In a letter addressed to the PM regarding ACT's Treaty Principles Bill, NZ King’s Counsels succeeded in one respect. They showed they don't know constitutional law. When it comes to such matters, the job of the Courts is strictly to interpret constitutions, not re-write them.
Yet that is what NZ's KCs have advocated.
Although the word "principles" never appeared in the Treaty, nor was defined by Parliament, the Counsels assert the Courts constitute the only authority in NZ with powers to make them up. Even though the Treaty signatories on both sides never referred to such matters, judges over the past years, most of them illiterate in the sense of being unable to speak, read or write Te Reo Māori, so with little sense of the Māori version, have nonetheless been self-declared by their peers as validly inventing & writing a set of Principles. They claim these now form a significant chunk of our Constitution.
Extraordinarily, the Kings Counsels assert that NZ governments, like the one Seymour co-leads, lack authority to "rewrite" any Treaty Principles, since, they argue, that constitutes rewriting the Treaty. But those same Counsels are perfectly content with the Courts having those same powers. They argue our Courts, entirely independently of the Treaty signatories, have already "developed" their own set of Principles, which now "represent settled law". That assertion is far more insulting to Māori than to non-Māori. At least the Treaty was a jointly signed document - but the Principles were written down over a century later by a group of Anglophile NZ judges, with British educated legal minds. Take one of them, Lord Robin Cooke. His eulogy reads, "Lord Cooke was entirely at home at Westminster in the House of Lords, in Cambridge or Oxford, at Inner Temple and in the members' pavilion at Lords .. he was a monarchist, counting it a privilege to be one of Her Majesty's judges".
Are these my views? Not really. I'd argue they were much closer to those of one of ACT Leader David Seymour' most vociferous critics, Treaty scholar, Dame Anne Salmond. She declares, "What do the relationships forged in 1840 mean for contemporary constitutional arrangements in NZ? That’s the puzzle at the heart of Te Tiriti". However, it appears that for New Zealand's Kings Counsels there is no such puzzle. They have already "settled" the matter in law. How ironic for a group of pompous puffed-up lawyers bearing the title "King" to lecture Parliament and the people, telling us how they've got it all sorted; how the courts have already written our Constitution all by their little selves.
Sources:
https://www.chrislynchmedia.com/news-items/kings-counsel-call-on-government-to-withdraw-proposed-treaty-principles-bill-citing-constitutional-concerns/
https://www.msn.com/en-nz/news/national/anne-salmond-iwi-kiwi-and-te-tiriti/ar-AA1sVAMR
5 comments:
What an inferior bunch of noddies!
Hmm! Is it possible to suggest to the current Govt. that we need to establish a "Tower of London", where we can place those who are perceived, by Govt., as to having extreme views that are contrary to the Laws of the Land, as, established by the Govt[s] , both past & present. And such "persons, therein incarcerated" will be placed in the hands of the Interrogators to establish Loyal to the Nation they Serve and be subject to the
punishments determined for any Act of Treason, against both the Govt of the day and the Laws of The Land, as promulgated by the Govts past & present.
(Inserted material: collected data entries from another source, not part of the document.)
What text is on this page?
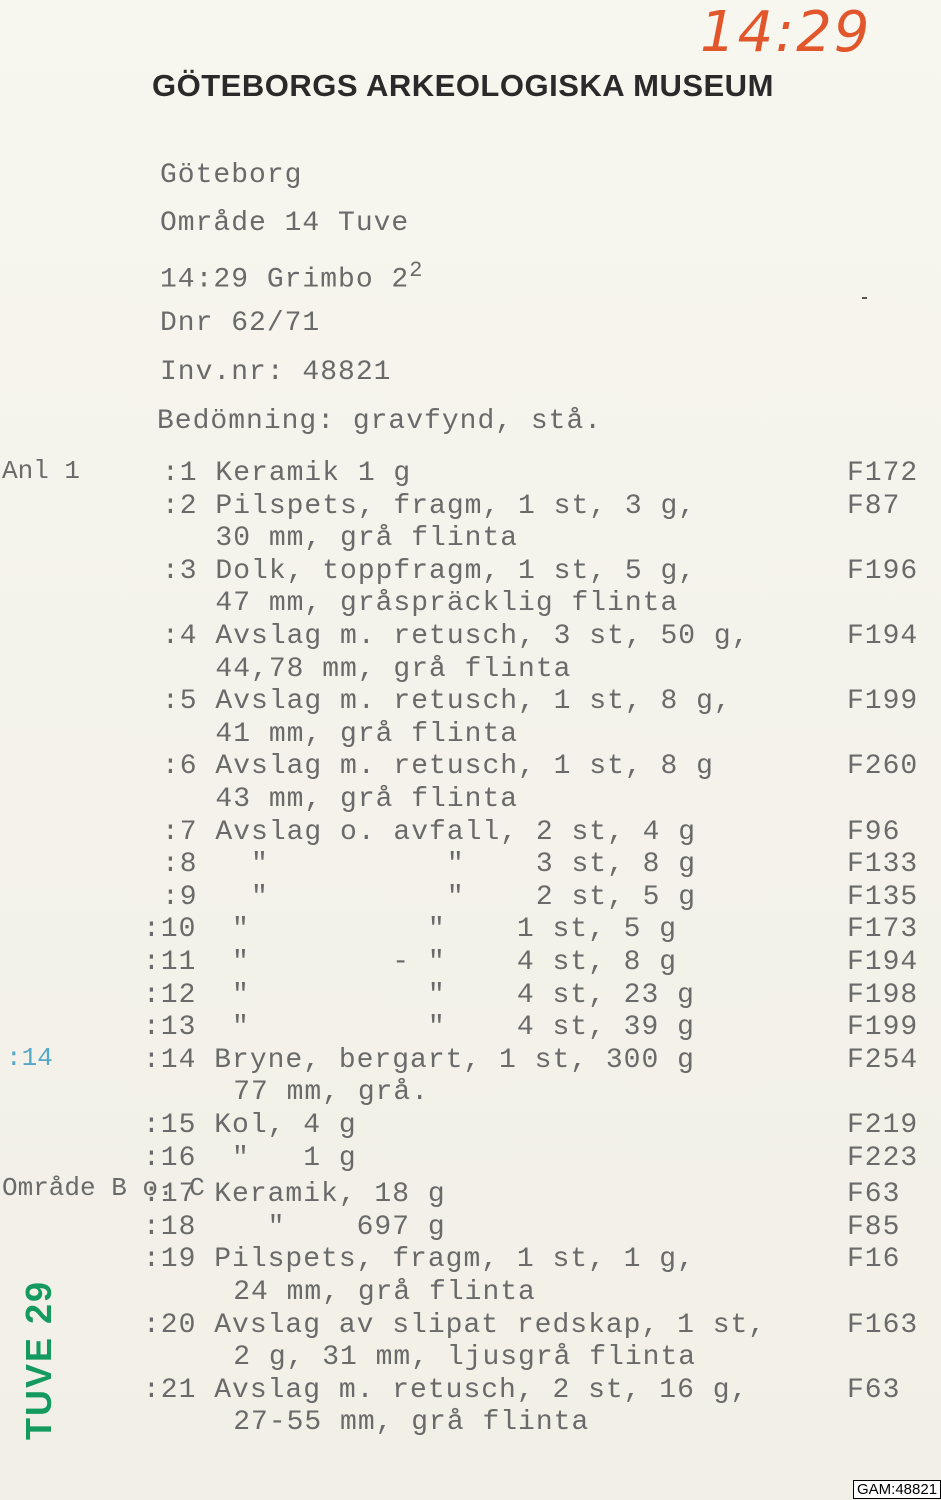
14:29
GÖTEBORGS ARKEOLOGISKA MUSEUM
Göteborg
Område 14 Tuve
14:29 Grimbo $2^2$
Dnr 62/71
Inv.nr: 48821
Bedömning: gravfynd, stå.
Anl 1
:14
Område B o. C
:1 Keramik 1 g	F172
:2 Pilspets, fragm, 1 st, 3 g,	F87
30 mm, grå flinta
:3 Dolk, toppfragm, 1 st, 5 g,	F196
47 mm, gråspräcklig flinta
:4 Avslag m. retusch, 3 st, 50 g,	F194
44,78 mm, grå flinta
:5 Avslag m. retusch, 1 st, 8 g,	F199
41 mm, grå flinta
:6 Avslag m. retusch, 1 st, 8 g	F260
43 mm, grå flinta
:7 Avslag o. avfall, 2 st, 4 g	F96
:8   "          "    3 st, 8 g	F133
:9   "          "    2 st, 5 g	F135
:10  "          "    1 st, 5 g	F173
:11  "        - "    4 st, 8 g	F194
:12  "          "    4 st, 23 g	F198
:13  "          "    4 st, 39 g	F199
:14 Bryne, bergart, 1 st, 300 g	F254
77 mm, grå.
:15 Kol, 4 g	F219
:16  "   1 g	F223
:17 Keramik, 18 g	F63
:18    "    697 g	F85
:19 Pilspets, fragm, 1 st, 1 g,	F16
24 mm, grå flinta
:20 Avslag av slipat redskap, 1 st,	F163
2 g, 31 mm, ljusgrå flinta
:21 Avslag m. retusch, 2 st, 16 g,	F63
27-55 mm, grå flinta
TUVE 29
GAM:48821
I do not know why, but as I was typing this, I had this image "of chopping blocks", strange that.
Should we recommend that the KC's "attempt their own Hikoi, to Parliament"??
That isn't completely correct, because the common law has been developed by judges in constitutional matters just as much as in other matters. There shouldn't be a contradiction between developing law and interpreting law because the development is supposed to happen when the law is interpreted in different real life situations that the language in the statutes don't address. By looking at a number of judicial decisions together, and seeing what practically works and what doesn't, you can infer principles from the common reasoning. From that comes the common law. Common law comes from induction rather than deduction.
The problem in NZ is that judges here develop the common law, not by seeing how Parliamentary law works in real life (which is far too difficult) but by just asserting their own political opinions, often overriding Parliament's intentions. The letter from the 44 KCs is evidence of that. The academics love that when it accords with their own political opinions, so activist judges, like Lord Cooke, are put on a pedestal.
I hope this explains the difference between the way the common law was when we had the Privy Council (who frequently overruled our activist judges) and what it's become since - and the reason why appeals to the PC were abolished.
Maybe so anon@1.36, but those KC's should still have pulled their egotistical heads in.
These KCs who are likely aspirants for judicial positions obviously don’t know much. Evidently, they are ignorant of conditions in NZ in the 1800s and that the original draft of the Treaty (probably the Littlewood find) was written in English (there being few Maori who could read or write) and translated word for word as far as possible into the native language. Unfortunately, the later translations back to English did not have the same degree of accuracy.